ISLAMABAD, May 10: The Health Ministry on Thursday blamed lack of a necessary law for spurious medicines being advertised on the electronic media by some non-qualified hakims.
But Minister of State for Health Shahnaz Sheikh told the National Assembly during the question hour that a bill to regulate the homeopathic, Unani and ayurvedic medicines was already before parliament as one of the steps taken to curb such illegal advertisements, including cooperation sought from other ministries and prosecution of offenders under the existing Drugs Act.

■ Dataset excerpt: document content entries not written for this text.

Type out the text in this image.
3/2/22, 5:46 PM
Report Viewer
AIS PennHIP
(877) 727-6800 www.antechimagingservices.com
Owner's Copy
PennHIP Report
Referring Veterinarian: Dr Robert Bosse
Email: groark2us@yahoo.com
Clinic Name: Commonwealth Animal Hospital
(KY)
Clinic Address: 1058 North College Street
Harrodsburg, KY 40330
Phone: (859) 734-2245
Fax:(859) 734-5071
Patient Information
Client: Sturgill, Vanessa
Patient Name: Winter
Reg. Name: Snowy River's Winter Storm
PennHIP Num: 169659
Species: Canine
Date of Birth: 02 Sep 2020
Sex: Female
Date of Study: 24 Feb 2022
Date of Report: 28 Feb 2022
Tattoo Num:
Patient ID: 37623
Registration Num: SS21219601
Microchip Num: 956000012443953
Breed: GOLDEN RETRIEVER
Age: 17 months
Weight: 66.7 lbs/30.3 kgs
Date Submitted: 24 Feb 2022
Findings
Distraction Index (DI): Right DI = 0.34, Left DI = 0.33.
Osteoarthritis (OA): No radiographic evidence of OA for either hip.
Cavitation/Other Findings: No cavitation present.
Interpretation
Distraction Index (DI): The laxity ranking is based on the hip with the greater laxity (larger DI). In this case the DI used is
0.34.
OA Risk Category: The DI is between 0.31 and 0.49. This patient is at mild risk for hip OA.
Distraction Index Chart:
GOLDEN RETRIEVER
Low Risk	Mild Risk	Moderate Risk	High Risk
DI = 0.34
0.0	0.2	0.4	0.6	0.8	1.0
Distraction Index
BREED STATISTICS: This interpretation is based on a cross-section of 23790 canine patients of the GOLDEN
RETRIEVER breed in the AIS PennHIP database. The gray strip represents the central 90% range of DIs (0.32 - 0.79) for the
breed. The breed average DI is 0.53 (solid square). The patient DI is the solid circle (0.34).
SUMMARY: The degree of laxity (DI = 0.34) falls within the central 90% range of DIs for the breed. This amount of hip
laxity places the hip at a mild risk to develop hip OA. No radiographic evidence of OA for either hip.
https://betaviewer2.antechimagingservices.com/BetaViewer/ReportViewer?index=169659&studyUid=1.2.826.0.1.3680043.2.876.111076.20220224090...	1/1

The minister also complained about unspecified “irresponsible television channels” for accepting such ads and faced an uproar from MMA benches after she alleged lack of support from religious scholars in some cases in the North West Frontier Province the to federal government’s campaign to make Pakistan polio-free this year.

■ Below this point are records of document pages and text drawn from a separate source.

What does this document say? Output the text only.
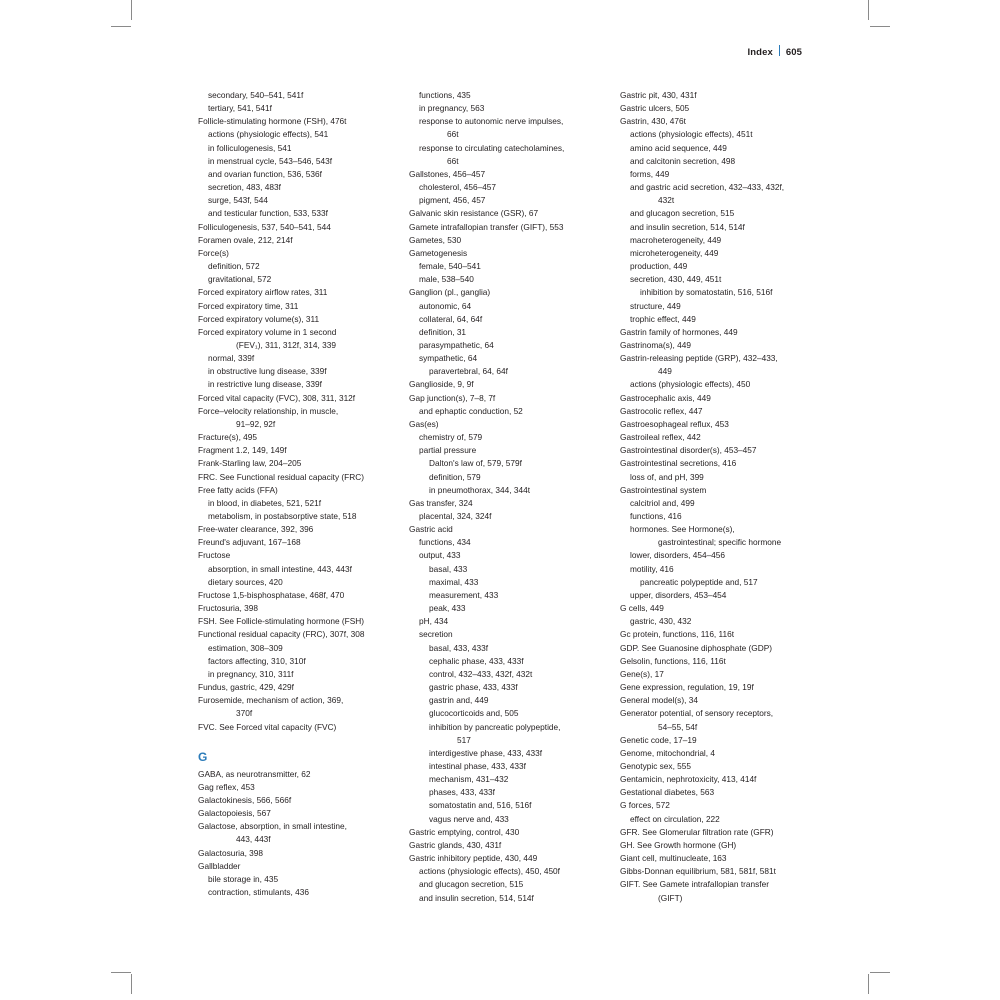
Index 605
secondary, 540–541, 541f
tertiary, 541, 541f
Follicle-stimulating hormone (FSH), 476t
actions (physiologic effects), 541
in folliculogenesis, 541
in menstrual cycle, 543–546, 543f
and ovarian function, 536, 536f
secretion, 483, 483f
surge, 543f, 544
and testicular function, 533, 533f
Folliculogenesis, 537, 540–541, 544
Foramen ovale, 212, 214f
Force(s)
definition, 572
gravitational, 572
Forced expiratory airflow rates, 311
Forced expiratory time, 311
Forced expiratory volume(s), 311
Forced expiratory volume in 1 second
(FEV₁), 311, 312f, 314, 339
normal, 339f
in obstructive lung disease, 339f
in restrictive lung disease, 339f
Forced vital capacity (FVC), 308, 311, 312f
Force–velocity relationship, in muscle,
91–92, 92f
Fracture(s), 495
Fragment 1.2, 149, 149f
Frank-Starling law, 204–205
FRC. See Functional residual capacity (FRC)
Free fatty acids (FFA)
in blood, in diabetes, 521, 521f
metabolism, in postabsorptive state, 518
Free-water clearance, 392, 396
Freund's adjuvant, 167–168
Fructose
absorption, in small intestine, 443, 443f
dietary sources, 420
Fructose 1,5-bisphosphatase, 468f, 470
Fructosuria, 398
FSH. See Follicle-stimulating hormone (FSH)
Functional residual capacity (FRC), 307f, 308
estimation, 308–309
factors affecting, 310, 310f
in pregnancy, 310, 311f
Fundus, gastric, 429, 429f
Furosemide, mechanism of action, 369,
370f
FVC. See Forced vital capacity (FVC)
G
GABA, as neurotransmitter, 62
Gag reflex, 453
Galactokinesis, 566, 566f
Galactopoiesis, 567
Galactose, absorption, in small intestine,
443, 443f
Galactosuria, 398
Gallbladder
bile storage in, 435
contraction, stimulants, 436
functions, 435
in pregnancy, 563
response to autonomic nerve impulses,
66t
response to circulating catecholamines,
66t
Gallstones, 456–457
cholesterol, 456–457
pigment, 456, 457
Galvanic skin resistance (GSR), 67
Gamete intrafallopian transfer (GIFT), 553
Gametes, 530
Gametogenesis
female, 540–541
male, 538–540
Ganglion (pl., ganglia)
autonomic, 64
collateral, 64, 64f
definition, 31
parasympathetic, 64
sympathetic, 64
paravertebral, 64, 64f
Ganglioside, 9, 9f
Gap junction(s), 7–8, 7f
and ephaptic conduction, 52
Gas(es)
chemistry of, 579
partial pressure
Dalton's law of, 579, 579f
definition, 579
in pneumothorax, 344, 344t
Gas transfer, 324
placental, 324, 324f
Gastric acid
functions, 434
output, 433
basal, 433
maximal, 433
measurement, 433
peak, 433
pH, 434
secretion
basal, 433, 433f
cephalic phase, 433, 433f
control, 432–433, 432f, 432t
gastric phase, 433, 433f
gastrin and, 449
glucocorticoids and, 505
inhibition by pancreatic polypeptide,
517
interdigestive phase, 433, 433f
intestinal phase, 433, 433f
mechanism, 431–432
phases, 433, 433f
somatostatin and, 516, 516f
vagus nerve and, 433
Gastric emptying, control, 430
Gastric glands, 430, 431f
Gastric inhibitory peptide, 430, 449
actions (physiologic effects), 450, 450f
and glucagon secretion, 515
and insulin secretion, 514, 514f
Gastric pit, 430, 431f
Gastric ulcers, 505
Gastrin, 430, 476t
actions (physiologic effects), 451t
amino acid sequence, 449
and calcitonin secretion, 498
forms, 449
and gastric acid secretion, 432–433, 432f,
432t
and glucagon secretion, 515
and insulin secretion, 514, 514f
macroheterogeneity, 449
microheterogeneity, 449
production, 449
secretion, 430, 449, 451t
inhibition by somatostatin, 516, 516f
structure, 449
trophic effect, 449
Gastrin family of hormones, 449
Gastrinoma(s), 449
Gastrin-releasing peptide (GRP), 432–433,
449
actions (physiologic effects), 450
Gastrocephalic axis, 449
Gastrocolic reflex, 447
Gastroesophageal reflux, 453
Gastroileal reflex, 442
Gastrointestinal disorder(s), 453–457
Gastrointestinal secretions, 416
loss of, and pH, 399
Gastrointestinal system
calcitriol and, 499
functions, 416
hormones. See Hormone(s),
gastrointestinal; specific hormone
lower, disorders, 454–456
motility, 416
pancreatic polypeptide and, 517
upper, disorders, 453–454
G cells, 449
gastric, 430, 432
Gc protein, functions, 116, 116t
GDP. See Guanosine diphosphate (GDP)
Gelsolin, functions, 116, 116t
Gene(s), 17
Gene expression, regulation, 19, 19f
General model(s), 34
Generator potential, of sensory receptors,
54–55, 54f
Genetic code, 17–19
Genome, mitochondrial, 4
Genotypic sex, 555
Gentamicin, nephrotoxicity, 413, 414f
Gestational diabetes, 563
G forces, 572
effect on circulation, 222
GFR. See Glomerular filtration rate (GFR)
GH. See Growth hormone (GH)
Giant cell, multinucleate, 163
Gibbs-Donnan equilibrium, 581, 581f, 581t
GIFT. See Gamete intrafallopian transfer
(GIFT)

PML member Zeb Gohar Ayub protested against the reported use of a private FM radio station by one Maulvi Fazlullah of the NWFP’s Swat district, himself a polio victim, urging people not to let their children take polio drops on the plea that only God could inflict and cure diseases.

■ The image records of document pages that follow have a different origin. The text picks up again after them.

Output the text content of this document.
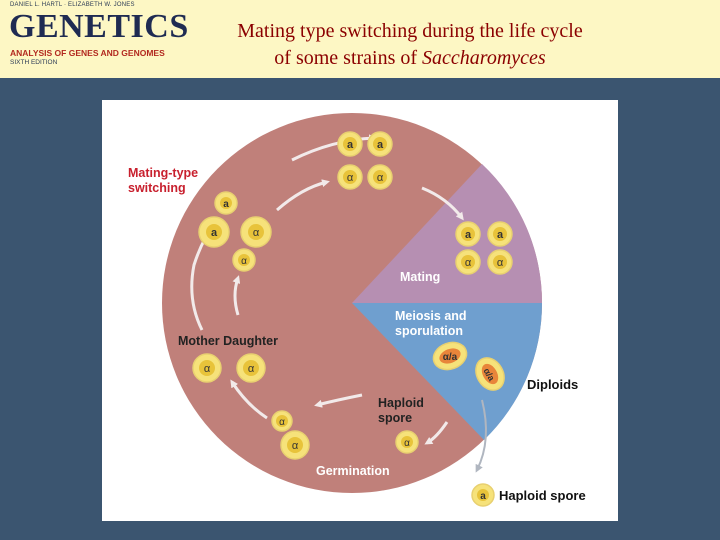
DANIEL L. HARTL · ELIZABETH W. JONES
GENETICS
ANALYSIS OF GENES AND GENOMES
SIXTH EDITION
Mating type switching during the life cycle
of some strains of Saccharomyces
a a
α α
a
a	α
α
a a
α α
α/a
α/a
α	α
α
α	α
a
Mating-type
switching
Mating
Meiosis and
sporulation
Diploids
Mother Daughter
Haploid
spore
Germination
Haploid spore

Ms Sheikh said the ministry had also received such reports and lack of cooperation from some ulema.
The MMA members saw the allegation as a move to discredit the religious alliance’s provincial government in the NWFP and one of them said alliance leaders Maulana Fazlur Rehman and Qazi Hussain Ahmed had themselves been inaugurating anti-polio campaigns.
Ms Sheikh later acknowledged that the federal government did receive cooperation from the NWFP government though, she said, there had been problems at “some places” such as the use of the FM radio in Swat.
Among the measures taken to check illegal drug ads, she said her ministry had at times requested the information ministry, the Cabinet Division and the Pakistan Electronic Media Regulatory Authority (Pemra) to intervene with media managements and cable and satellite channels to ensure that they respected the law of the land to protect the public from misleading advertisements.